NEW DELHI - India's currency has plunged to an all-time low versus the dollar, due to the Eurozone debt crisis and a slowdown in the Indian economy. The Indian government is scrambling to shore up its finances.
Signaling that India's economy faces tough days, Finance Minister Pranab Mukherjee says the government will have to impose unpopular austerity measures. These could include restrictions on buying new cars and overseas travel for officials.
The government is also mulling a hike in gas prices to reduce its subsidy bill.
The government's concerns stem from a steep fall in the value of the rupee versus the dollar, which has strained its finances. The rupee hit a new low on Friday after losing eight percent of its value in just six weeks.
Most Asian currencies have weakened in the past year, but the rupee has been impacted the worst, losing more than 20 percent of its value over the past year.
Finance Minister Mukherjee blames "the deteriorating international climate" for the fall of the local currency.
But he is allaying concerns about the health of India's economy. Mukherjee told parliament this week that a plunging rupee and a dip in economic growth is no need to push the panic button.
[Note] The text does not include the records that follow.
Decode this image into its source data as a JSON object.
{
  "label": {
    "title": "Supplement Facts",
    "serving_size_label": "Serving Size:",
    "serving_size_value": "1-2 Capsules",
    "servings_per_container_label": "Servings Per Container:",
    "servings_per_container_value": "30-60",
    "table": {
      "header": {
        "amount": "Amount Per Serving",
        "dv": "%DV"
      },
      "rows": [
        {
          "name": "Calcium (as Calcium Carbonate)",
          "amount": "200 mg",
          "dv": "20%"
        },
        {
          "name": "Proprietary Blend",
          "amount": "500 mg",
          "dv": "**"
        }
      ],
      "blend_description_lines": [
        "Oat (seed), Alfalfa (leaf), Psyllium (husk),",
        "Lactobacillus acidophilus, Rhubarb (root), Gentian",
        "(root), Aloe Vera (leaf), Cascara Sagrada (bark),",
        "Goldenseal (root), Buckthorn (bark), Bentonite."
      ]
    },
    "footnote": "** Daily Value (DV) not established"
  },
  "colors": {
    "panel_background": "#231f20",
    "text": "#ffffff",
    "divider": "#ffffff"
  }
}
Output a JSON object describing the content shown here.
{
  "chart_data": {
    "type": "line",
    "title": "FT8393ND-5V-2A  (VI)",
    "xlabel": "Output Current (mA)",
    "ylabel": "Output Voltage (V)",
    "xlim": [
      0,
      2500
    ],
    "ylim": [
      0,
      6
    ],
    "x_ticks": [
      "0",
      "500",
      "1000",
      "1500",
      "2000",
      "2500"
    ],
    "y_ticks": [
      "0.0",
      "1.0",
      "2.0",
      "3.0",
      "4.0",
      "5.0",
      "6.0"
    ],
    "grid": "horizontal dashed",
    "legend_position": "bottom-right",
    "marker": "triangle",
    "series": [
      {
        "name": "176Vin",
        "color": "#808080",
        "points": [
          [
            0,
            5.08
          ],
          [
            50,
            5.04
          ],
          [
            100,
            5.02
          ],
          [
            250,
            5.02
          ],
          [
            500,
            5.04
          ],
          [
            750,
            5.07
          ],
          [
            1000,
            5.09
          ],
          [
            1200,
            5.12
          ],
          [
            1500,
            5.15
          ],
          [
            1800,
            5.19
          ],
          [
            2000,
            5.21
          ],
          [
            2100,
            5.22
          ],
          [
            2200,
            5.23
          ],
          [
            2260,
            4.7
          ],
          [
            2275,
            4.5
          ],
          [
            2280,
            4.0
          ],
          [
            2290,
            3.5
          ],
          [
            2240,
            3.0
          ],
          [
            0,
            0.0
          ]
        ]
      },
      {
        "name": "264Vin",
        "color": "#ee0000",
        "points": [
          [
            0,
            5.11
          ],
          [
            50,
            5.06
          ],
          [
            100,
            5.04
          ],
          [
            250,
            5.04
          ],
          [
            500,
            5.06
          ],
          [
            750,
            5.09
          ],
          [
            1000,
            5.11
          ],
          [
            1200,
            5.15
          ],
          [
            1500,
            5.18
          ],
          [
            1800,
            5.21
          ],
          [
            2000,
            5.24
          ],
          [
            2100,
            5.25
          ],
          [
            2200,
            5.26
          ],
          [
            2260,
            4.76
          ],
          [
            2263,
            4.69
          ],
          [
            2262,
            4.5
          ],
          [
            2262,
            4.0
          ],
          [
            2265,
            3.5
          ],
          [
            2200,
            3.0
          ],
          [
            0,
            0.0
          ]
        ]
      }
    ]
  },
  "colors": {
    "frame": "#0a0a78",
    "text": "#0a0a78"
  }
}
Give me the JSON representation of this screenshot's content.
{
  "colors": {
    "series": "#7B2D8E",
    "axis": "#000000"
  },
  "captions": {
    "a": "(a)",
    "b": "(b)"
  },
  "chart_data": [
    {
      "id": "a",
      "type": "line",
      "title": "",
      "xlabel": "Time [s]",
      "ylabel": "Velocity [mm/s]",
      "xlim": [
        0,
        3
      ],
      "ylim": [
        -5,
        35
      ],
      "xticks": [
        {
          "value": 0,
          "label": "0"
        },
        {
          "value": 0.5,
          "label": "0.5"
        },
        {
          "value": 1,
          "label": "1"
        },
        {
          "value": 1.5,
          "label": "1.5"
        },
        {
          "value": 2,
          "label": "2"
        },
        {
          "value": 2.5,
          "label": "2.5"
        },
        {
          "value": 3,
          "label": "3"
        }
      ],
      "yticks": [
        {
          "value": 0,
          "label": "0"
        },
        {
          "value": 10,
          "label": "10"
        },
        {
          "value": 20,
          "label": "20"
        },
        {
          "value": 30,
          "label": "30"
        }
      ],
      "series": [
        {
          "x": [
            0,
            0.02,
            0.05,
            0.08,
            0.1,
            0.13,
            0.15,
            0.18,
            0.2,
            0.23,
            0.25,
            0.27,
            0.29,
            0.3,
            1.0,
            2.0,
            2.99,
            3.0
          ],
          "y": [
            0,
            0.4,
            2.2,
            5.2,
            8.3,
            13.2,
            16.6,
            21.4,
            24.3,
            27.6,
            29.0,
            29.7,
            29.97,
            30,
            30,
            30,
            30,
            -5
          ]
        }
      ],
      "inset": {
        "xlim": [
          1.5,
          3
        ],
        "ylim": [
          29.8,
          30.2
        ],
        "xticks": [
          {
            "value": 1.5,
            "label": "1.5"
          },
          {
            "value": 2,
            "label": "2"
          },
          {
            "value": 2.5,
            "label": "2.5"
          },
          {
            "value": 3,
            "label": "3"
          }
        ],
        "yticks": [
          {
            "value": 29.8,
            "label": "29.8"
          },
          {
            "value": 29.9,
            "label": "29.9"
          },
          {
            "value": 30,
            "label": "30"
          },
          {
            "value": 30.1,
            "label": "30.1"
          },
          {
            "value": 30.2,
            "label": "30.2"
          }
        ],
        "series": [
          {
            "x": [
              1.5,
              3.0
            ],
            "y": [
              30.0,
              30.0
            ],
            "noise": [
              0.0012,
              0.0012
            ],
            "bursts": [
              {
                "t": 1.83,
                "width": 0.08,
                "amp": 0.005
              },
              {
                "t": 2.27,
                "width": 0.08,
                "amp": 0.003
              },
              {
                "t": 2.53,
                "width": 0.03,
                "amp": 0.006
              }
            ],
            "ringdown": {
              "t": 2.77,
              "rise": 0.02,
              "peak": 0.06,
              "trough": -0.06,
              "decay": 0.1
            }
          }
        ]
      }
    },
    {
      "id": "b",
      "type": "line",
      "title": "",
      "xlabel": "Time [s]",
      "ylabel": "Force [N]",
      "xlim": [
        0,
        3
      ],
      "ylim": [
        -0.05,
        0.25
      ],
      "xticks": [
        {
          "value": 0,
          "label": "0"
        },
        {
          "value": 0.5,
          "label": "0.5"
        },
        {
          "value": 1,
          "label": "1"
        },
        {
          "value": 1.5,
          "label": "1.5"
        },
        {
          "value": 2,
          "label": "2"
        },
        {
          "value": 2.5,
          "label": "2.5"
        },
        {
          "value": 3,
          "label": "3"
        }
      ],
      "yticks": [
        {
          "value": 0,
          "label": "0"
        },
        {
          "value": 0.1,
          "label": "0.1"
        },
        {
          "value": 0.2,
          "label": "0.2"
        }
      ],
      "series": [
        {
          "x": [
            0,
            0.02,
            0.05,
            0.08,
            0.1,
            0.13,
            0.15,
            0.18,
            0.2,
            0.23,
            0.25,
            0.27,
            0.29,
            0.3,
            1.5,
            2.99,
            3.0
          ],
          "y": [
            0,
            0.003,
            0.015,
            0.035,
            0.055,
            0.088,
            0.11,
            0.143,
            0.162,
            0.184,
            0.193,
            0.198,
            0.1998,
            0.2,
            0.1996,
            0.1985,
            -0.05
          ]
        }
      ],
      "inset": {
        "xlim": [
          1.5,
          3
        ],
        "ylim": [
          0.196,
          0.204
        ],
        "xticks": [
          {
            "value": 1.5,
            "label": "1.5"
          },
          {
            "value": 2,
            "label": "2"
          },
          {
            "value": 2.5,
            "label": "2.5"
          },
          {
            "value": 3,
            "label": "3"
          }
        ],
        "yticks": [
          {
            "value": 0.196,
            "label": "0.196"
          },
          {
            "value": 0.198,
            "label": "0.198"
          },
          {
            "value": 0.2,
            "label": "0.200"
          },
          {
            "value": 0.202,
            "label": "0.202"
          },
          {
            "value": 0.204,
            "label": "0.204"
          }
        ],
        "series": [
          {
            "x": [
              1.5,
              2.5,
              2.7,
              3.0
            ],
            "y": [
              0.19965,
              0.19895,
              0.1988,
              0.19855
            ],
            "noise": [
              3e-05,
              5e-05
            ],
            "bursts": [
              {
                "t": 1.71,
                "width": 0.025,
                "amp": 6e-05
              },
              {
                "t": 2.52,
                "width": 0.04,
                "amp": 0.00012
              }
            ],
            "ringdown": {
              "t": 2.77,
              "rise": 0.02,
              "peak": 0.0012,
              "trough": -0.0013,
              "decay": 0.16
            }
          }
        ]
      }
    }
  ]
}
"Indian growth story is intact," said Mukherjee. "Yes, today we are disappointed because we have seen the success of growth story for quite some time… Yes, we are concerned that our GDP growth has come down, but I shall have to keep in mind that this is a difficult world, international situation is difficult."
Economists however say that it is not just the European crisis that has impacted India's currency and its growth. They cite growing worries over India's large fiscal deficit which is running at over five percent.
The slump in the rupee will worsen the situation by pushing up the country's import bill for its huge oil imports and will make it harder to fight inflation.
But India is trying to retain its attractiveness for investors. Indian officials are pushing for a ratings upgrade with officials at Fitch Ratings agency, who are in New Delhi to take stock of the economy. Indian officials have promised to control the fiscal deficit and say that India received foreign direct investment of $ 50 billion last year, the highest so far.
Last month, Standard & Poor's rating agency downgraded the outlook for India from stable to negative, citing the country's poor fiscal health and deteriorating economic indicators.
That was a setback for a country which is seen as one of the engines of global growth in the coming decades.